The reason is that the content is generated by a callback that the kernel calls, and the kernel does not want the content to be generated just in order to stat(2) the file, so it shows a zero length, and assumes that things like /bin/cat will just read(2) until EOF is returned, without trying to be too smart.
That's because `UnexpectedEof` is never returned from `read()`, it's only ever returned from `read_exact()`. In fact, `UnexpectedEof` didn't exist originally, it was added together with `read_exact()` to represent its unique error case (which is: `read()` returned end-of-file, but we still needed more bytes to completely fill the buffer).
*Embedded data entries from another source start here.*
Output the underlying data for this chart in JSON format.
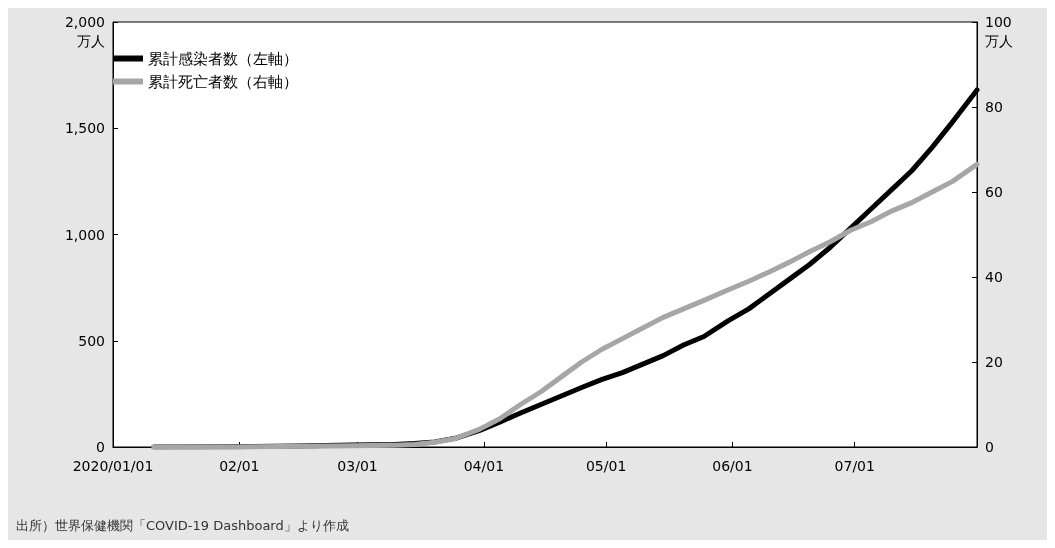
{
  "chart_data": {
    "type": "line",
    "ylabel": "万人",
    "y2label": "万人",
    "xlim": [
      "2020-01-01",
      "2020-07-31"
    ],
    "xticks": [
      {
        "value": "2020-01-01",
        "label": "2020/01/01"
      },
      {
        "value": "2020-02-01",
        "label": "02/01"
      },
      {
        "value": "2020-03-01",
        "label": "03/01"
      },
      {
        "value": "2020-04-01",
        "label": "04/01"
      },
      {
        "value": "2020-05-01",
        "label": "05/01"
      },
      {
        "value": "2020-06-01",
        "label": "06/01"
      },
      {
        "value": "2020-07-01",
        "label": "07/01"
      }
    ],
    "ylim": [
      0,
      2000
    ],
    "yticks": [
      0,
      500,
      {
        "value": 1000,
        "label": "1,000"
      },
      {
        "value": 1500,
        "label": "1,500"
      },
      {
        "value": 2000,
        "label": "2,000"
      }
    ],
    "y2lim": [
      0,
      100
    ],
    "y2ticks": [
      0,
      20,
      40,
      60,
      80,
      100
    ],
    "legend": "top left",
    "grid": false,
    "marker": "none",
    "line_style": "solid",
    "series": [
      {
        "name": "累計感染者数（左軸）",
        "color": "#000000",
        "x": [
          "2020-01-11",
          "2020-01-31",
          "2020-02-15",
          "2020-02-29",
          "2020-03-10",
          "2020-03-15",
          "2020-03-20",
          "2020-03-25",
          "2020-03-31",
          "2020-04-05",
          "2020-04-10",
          "2020-04-15",
          "2020-04-20",
          "2020-04-25",
          "2020-04-30",
          "2020-05-05",
          "2020-05-10",
          "2020-05-15",
          "2020-05-20",
          "2020-05-25",
          "2020-05-31",
          "2020-06-05",
          "2020-06-10",
          "2020-06-15",
          "2020-06-20",
          "2020-06-25",
          "2020-06-30",
          "2020-07-05",
          "2020-07-10",
          "2020-07-15",
          "2020-07-20",
          "2020-07-25",
          "2020-07-31"
        ],
        "values": [
          0,
          1,
          5,
          9,
          12,
          16,
          24,
          41,
          78,
          118,
          160,
          200,
          240,
          280,
          318,
          350,
          390,
          430,
          480,
          520,
          595,
          650,
          720,
          790,
          860,
          940,
          1030,
          1120,
          1210,
          1300,
          1410,
          1530,
          1680
        ]
      },
      {
        "name": "累計死亡者数（右軸）",
        "color": "#a6a6a6",
        "axis": "y2",
        "x": [
          "2020-01-11",
          "2020-01-31",
          "2020-02-29",
          "2020-03-10",
          "2020-03-15",
          "2020-03-20",
          "2020-03-25",
          "2020-03-31",
          "2020-04-05",
          "2020-04-10",
          "2020-04-15",
          "2020-04-20",
          "2020-04-25",
          "2020-04-30",
          "2020-05-05",
          "2020-05-10",
          "2020-05-15",
          "2020-05-20",
          "2020-05-25",
          "2020-05-31",
          "2020-06-05",
          "2020-06-10",
          "2020-06-15",
          "2020-06-20",
          "2020-06-25",
          "2020-06-30",
          "2020-07-05",
          "2020-07-10",
          "2020-07-15",
          "2020-07-20",
          "2020-07-25",
          "2020-07-31"
        ],
        "values": [
          0,
          0,
          0.3,
          0.4,
          0.6,
          1.1,
          2,
          4.2,
          6.7,
          10,
          13,
          16.5,
          20,
          23,
          25.5,
          28,
          30.5,
          32.5,
          34.5,
          37,
          39,
          41.2,
          43.5,
          46,
          48.3,
          51,
          53,
          55.5,
          57.5,
          60,
          62.5,
          66.5
        ]
      }
    ],
    "annotations": [
      "出所）世界保健機関「COVID-19 Dashboard」より作成"
    ]
  }
}
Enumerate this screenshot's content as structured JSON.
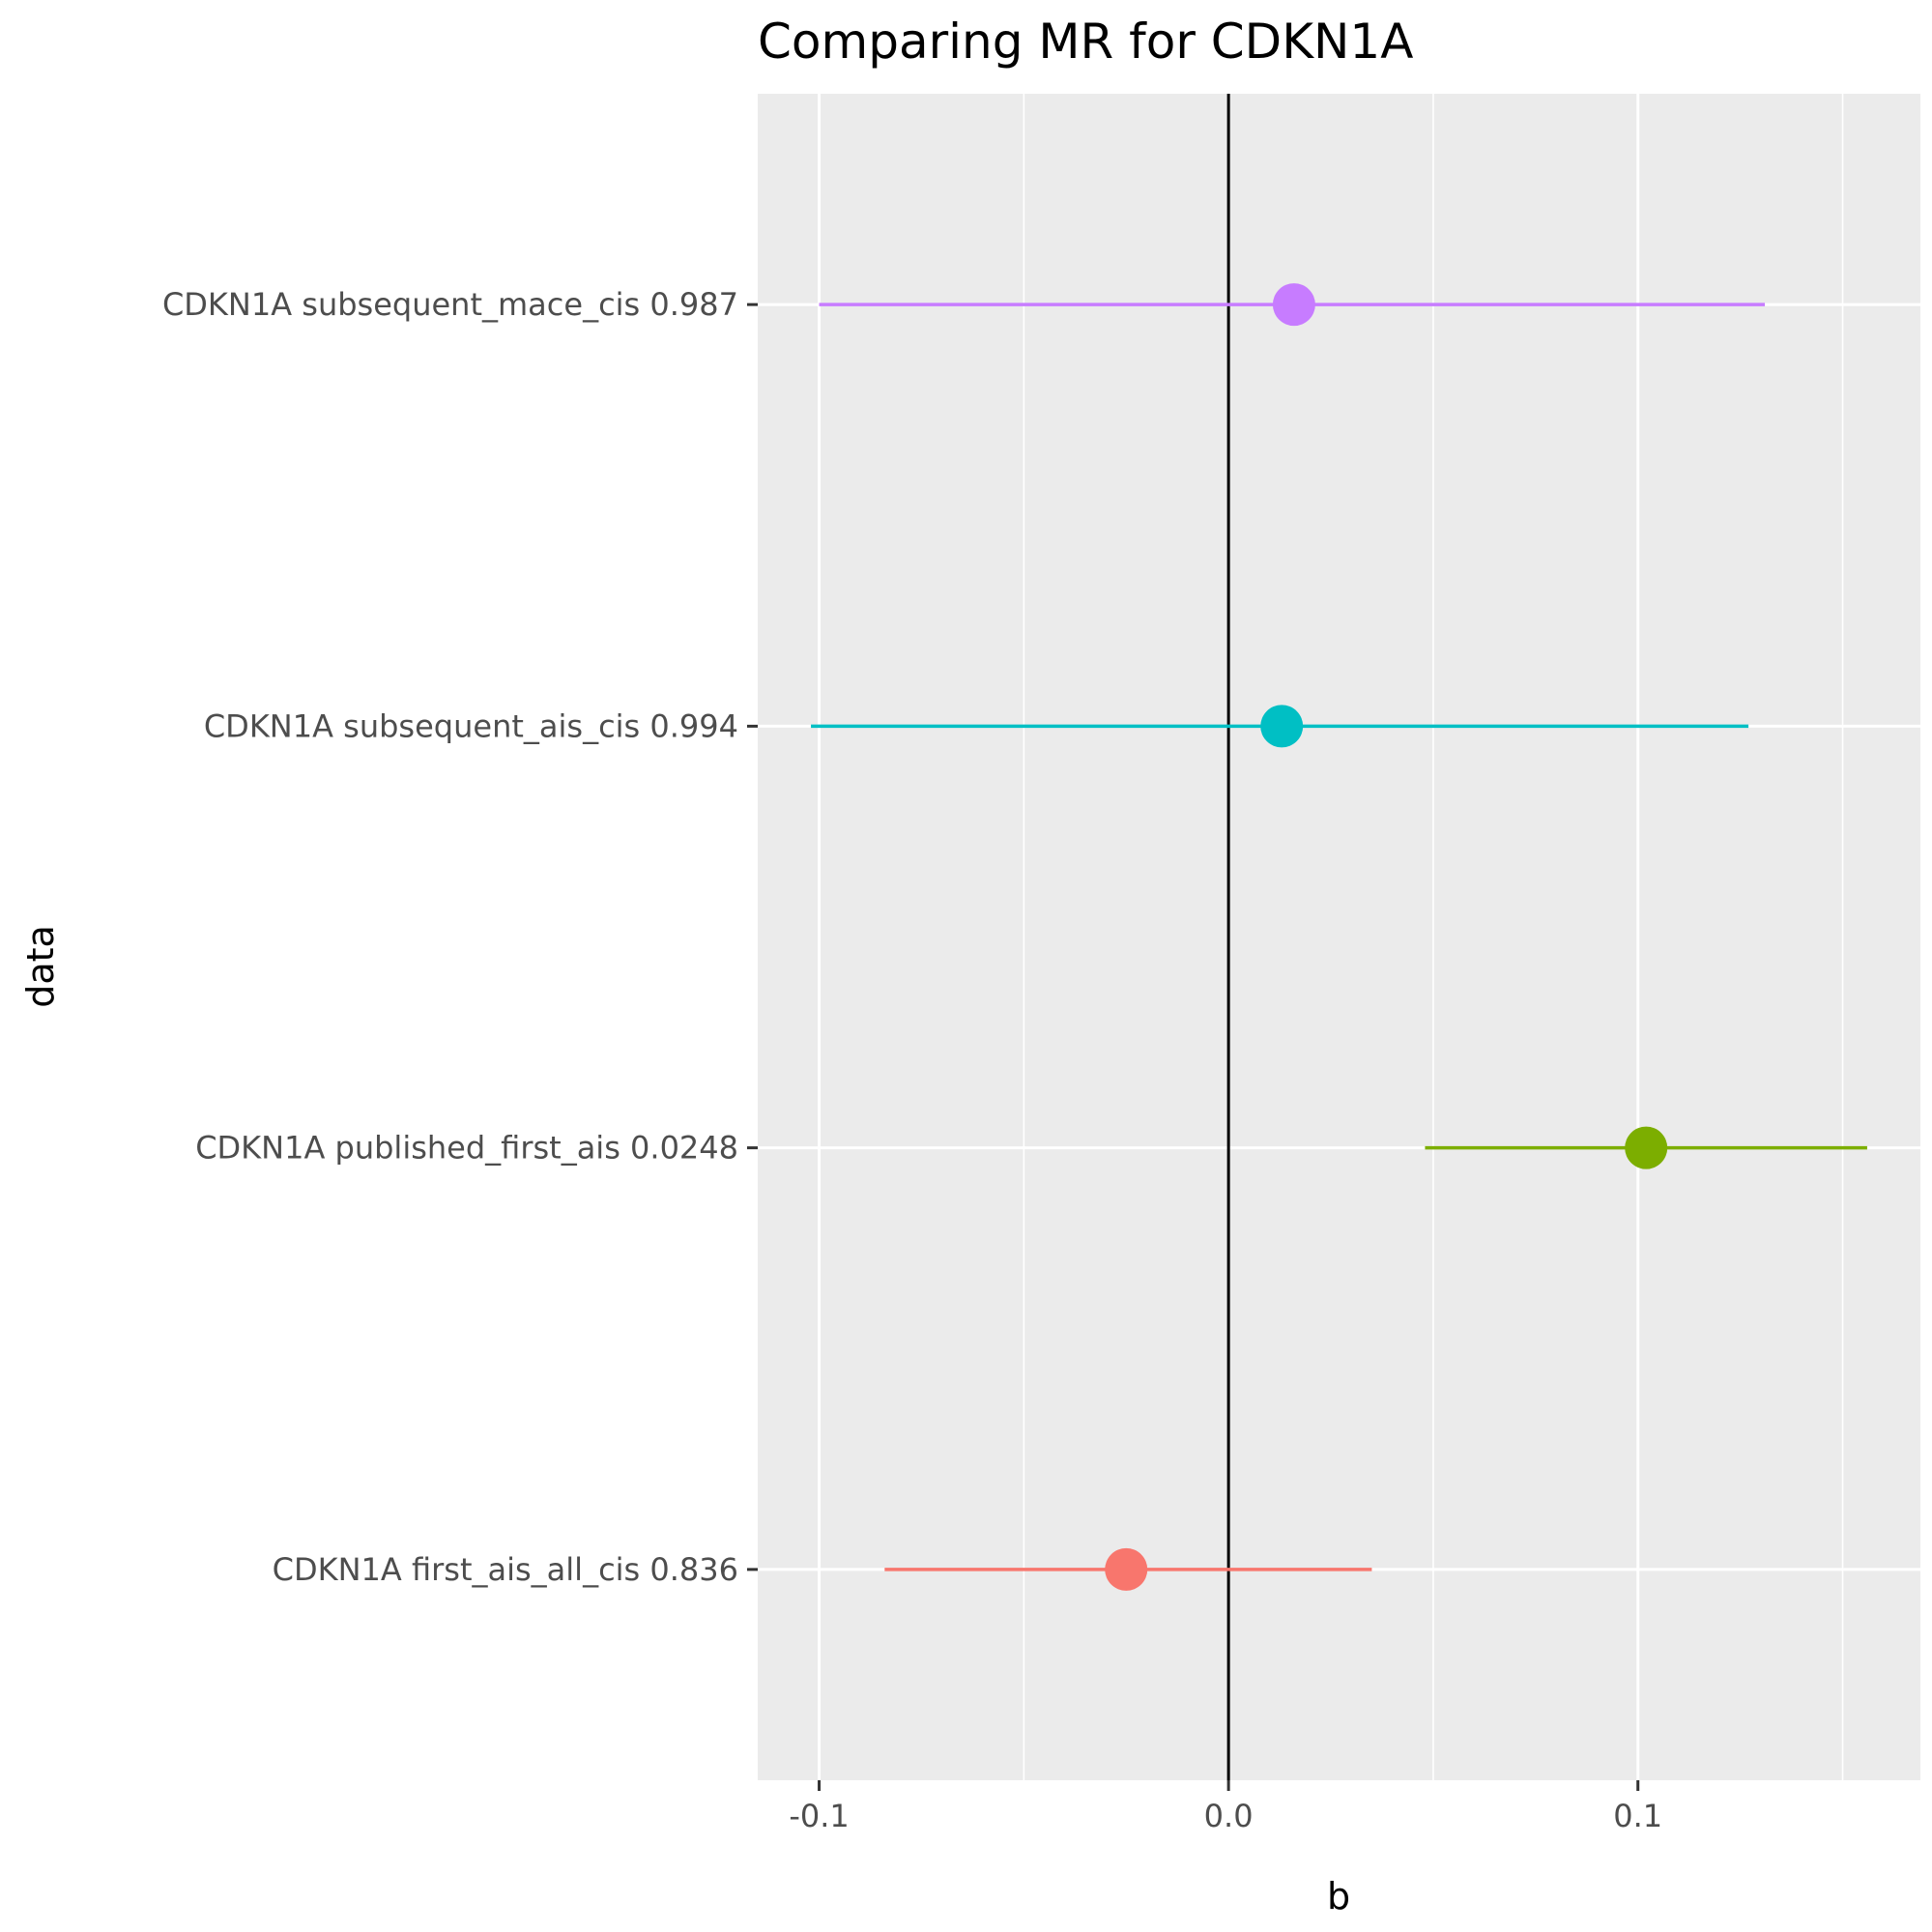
{
  "chart_data": {
    "type": "forest",
    "title": "Comparing MR for CDKN1A",
    "xlabel": "b",
    "ylabel": "data",
    "xlim": [
      -0.115,
      0.169
    ],
    "x_ticks": [
      -0.1,
      0.0,
      0.1
    ],
    "x_tick_labels": [
      "-0.1",
      "0.0",
      "0.1"
    ],
    "reference_line_x": 0,
    "grid": true,
    "legend": "none",
    "series": [
      {
        "label": "CDKN1A first_ais_all_cis 0.836",
        "b": -0.025,
        "lower": -0.084,
        "upper": 0.035,
        "color": "#F8766D"
      },
      {
        "label": "CDKN1A published_first_ais 0.0248",
        "b": 0.102,
        "lower": 0.048,
        "upper": 0.156,
        "color": "#7CAE00"
      },
      {
        "label": "CDKN1A subsequent_ais_cis 0.994",
        "b": 0.013,
        "lower": -0.102,
        "upper": 0.127,
        "color": "#00BFC4"
      },
      {
        "label": "CDKN1A subsequent_mace_cis 0.987",
        "b": 0.016,
        "lower": -0.1,
        "upper": 0.131,
        "color": "#C77CFF"
      }
    ]
  }
}
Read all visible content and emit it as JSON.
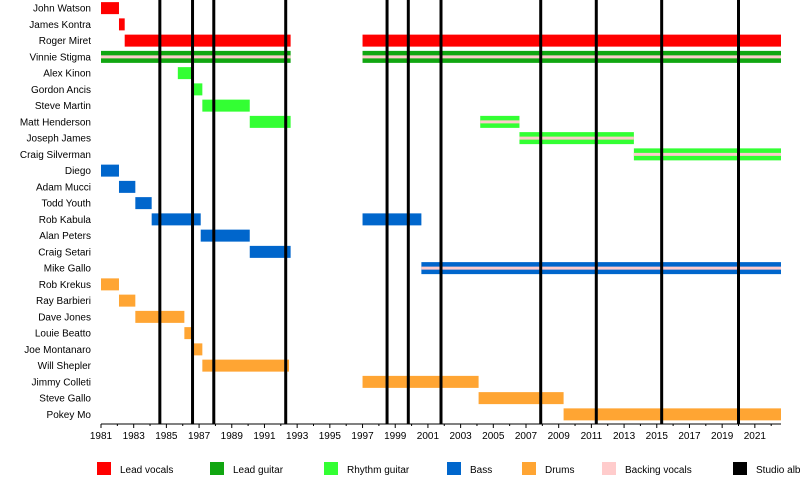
{
  "chart_data": {
    "type": "timeline",
    "title": "",
    "xlabel": "",
    "ylabel": "",
    "xlim": [
      1981,
      2022.6
    ],
    "xticks": [
      "1981",
      "1983",
      "1985",
      "1987",
      "1989",
      "1991",
      "1993",
      "1995",
      "1997",
      "1999",
      "2001",
      "2003",
      "2005",
      "2007",
      "2009",
      "2011",
      "2013",
      "2015",
      "2017",
      "2019",
      "2021"
    ],
    "roles": [
      {
        "id": "lead_vocals",
        "name": "Lead vocals",
        "color": "#ff0000"
      },
      {
        "id": "lead_guitar",
        "name": "Lead guitar",
        "color": "#11a611"
      },
      {
        "id": "rhythm_guitar",
        "name": "Rhythm guitar",
        "color": "#33ff33"
      },
      {
        "id": "bass",
        "name": "Bass",
        "color": "#0066cc"
      },
      {
        "id": "drums",
        "name": "Drums",
        "color": "#ffa533"
      },
      {
        "id": "backing_vocals",
        "name": "Backing vocals",
        "color": "#ffcccc"
      },
      {
        "id": "studio_album",
        "name": "Studio album",
        "color": "#000000"
      }
    ],
    "members": [
      {
        "name": "John Watson",
        "periods": [
          {
            "role": "lead_vocals",
            "start": 1981.0,
            "end": 1982.1
          }
        ]
      },
      {
        "name": "James Kontra",
        "periods": [
          {
            "role": "lead_vocals",
            "start": 1982.1,
            "end": 1982.45
          }
        ]
      },
      {
        "name": "Roger Miret",
        "periods": [
          {
            "role": "lead_vocals",
            "start": 1982.45,
            "end": 1992.6
          },
          {
            "role": "lead_vocals",
            "start": 1997.0,
            "end": 2022.6
          }
        ]
      },
      {
        "name": "Vinnie Stigma",
        "periods": [
          {
            "role": "lead_guitar",
            "start": 1981.0,
            "end": 1992.6,
            "secondary": "backing_vocals"
          },
          {
            "role": "lead_guitar",
            "start": 1997.0,
            "end": 2022.6,
            "secondary": "backing_vocals"
          }
        ]
      },
      {
        "name": "Alex Kinon",
        "periods": [
          {
            "role": "rhythm_guitar",
            "start": 1985.7,
            "end": 1986.6
          }
        ]
      },
      {
        "name": "Gordon Ancis",
        "periods": [
          {
            "role": "rhythm_guitar",
            "start": 1986.6,
            "end": 1987.2
          }
        ]
      },
      {
        "name": "Steve Martin",
        "periods": [
          {
            "role": "rhythm_guitar",
            "start": 1987.2,
            "end": 1990.1
          }
        ]
      },
      {
        "name": "Matt Henderson",
        "periods": [
          {
            "role": "rhythm_guitar",
            "start": 1990.1,
            "end": 1992.6
          },
          {
            "role": "rhythm_guitar",
            "start": 2004.2,
            "end": 2006.6,
            "secondary": "backing_vocals"
          }
        ]
      },
      {
        "name": "Joseph James",
        "periods": [
          {
            "role": "rhythm_guitar",
            "start": 2006.6,
            "end": 2013.6,
            "secondary": "backing_vocals"
          }
        ]
      },
      {
        "name": "Craig Silverman",
        "periods": [
          {
            "role": "rhythm_guitar",
            "start": 2013.6,
            "end": 2022.6,
            "secondary": "backing_vocals"
          }
        ]
      },
      {
        "name": "Diego",
        "periods": [
          {
            "role": "bass",
            "start": 1981.0,
            "end": 1982.1
          }
        ]
      },
      {
        "name": "Adam Mucci",
        "periods": [
          {
            "role": "bass",
            "start": 1982.1,
            "end": 1983.1
          }
        ]
      },
      {
        "name": "Todd Youth",
        "periods": [
          {
            "role": "bass",
            "start": 1983.1,
            "end": 1984.1
          }
        ]
      },
      {
        "name": "Rob Kabula",
        "periods": [
          {
            "role": "bass",
            "start": 1984.1,
            "end": 1987.1
          },
          {
            "role": "bass",
            "start": 1997.0,
            "end": 2000.6
          }
        ]
      },
      {
        "name": "Alan Peters",
        "periods": [
          {
            "role": "bass",
            "start": 1987.1,
            "end": 1990.1
          }
        ]
      },
      {
        "name": "Craig Setari",
        "periods": [
          {
            "role": "bass",
            "start": 1990.1,
            "end": 1992.6
          }
        ]
      },
      {
        "name": "Mike Gallo",
        "periods": [
          {
            "role": "bass",
            "start": 2000.6,
            "end": 2022.6,
            "secondary": "backing_vocals"
          }
        ]
      },
      {
        "name": "Rob Krekus",
        "periods": [
          {
            "role": "drums",
            "start": 1981.0,
            "end": 1982.1
          }
        ]
      },
      {
        "name": "Ray Barbieri",
        "periods": [
          {
            "role": "drums",
            "start": 1982.1,
            "end": 1983.1
          }
        ]
      },
      {
        "name": "Dave Jones",
        "periods": [
          {
            "role": "drums",
            "start": 1983.1,
            "end": 1986.1
          }
        ]
      },
      {
        "name": "Louie Beatto",
        "periods": [
          {
            "role": "drums",
            "start": 1986.1,
            "end": 1986.6
          }
        ]
      },
      {
        "name": "Joe Montanaro",
        "periods": [
          {
            "role": "drums",
            "start": 1986.6,
            "end": 1987.2
          }
        ]
      },
      {
        "name": "Will Shepler",
        "periods": [
          {
            "role": "drums",
            "start": 1987.2,
            "end": 1992.5
          }
        ]
      },
      {
        "name": "Jimmy Colleti",
        "periods": [
          {
            "role": "drums",
            "start": 1997.0,
            "end": 2004.1
          }
        ]
      },
      {
        "name": "Steve Gallo",
        "periods": [
          {
            "role": "drums",
            "start": 2004.1,
            "end": 2009.3
          }
        ]
      },
      {
        "name": "Pokey Mo",
        "periods": [
          {
            "role": "drums",
            "start": 2009.3,
            "end": 2022.6
          }
        ]
      }
    ],
    "studio_albums": [
      1984.6,
      1986.6,
      1987.9,
      1992.3,
      1998.5,
      1999.8,
      2001.8,
      2007.9,
      2011.3,
      2015.3,
      2020.0
    ]
  }
}
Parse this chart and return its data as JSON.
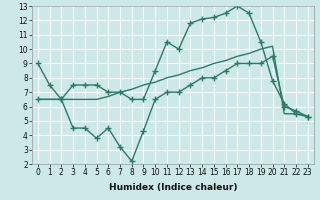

It's an error to return `UnexpectedEof` from any of the other methods of the `Read` trait, and since it's an error, it makes sense for `read_to_end()` to stop and propagate that error.
(In fact, thinking better about it, there are some cases where `read()` could legitimately return `UnexpectedEof`, like when it's a wrapper for a compressed stream which has fixed-size fields, and that stream was truncated in the middle of one of these fields. It's clear that, in that case, `UnexpectedEof` is not an end-of-file for the wrapper; it should be treated as an I/O error.)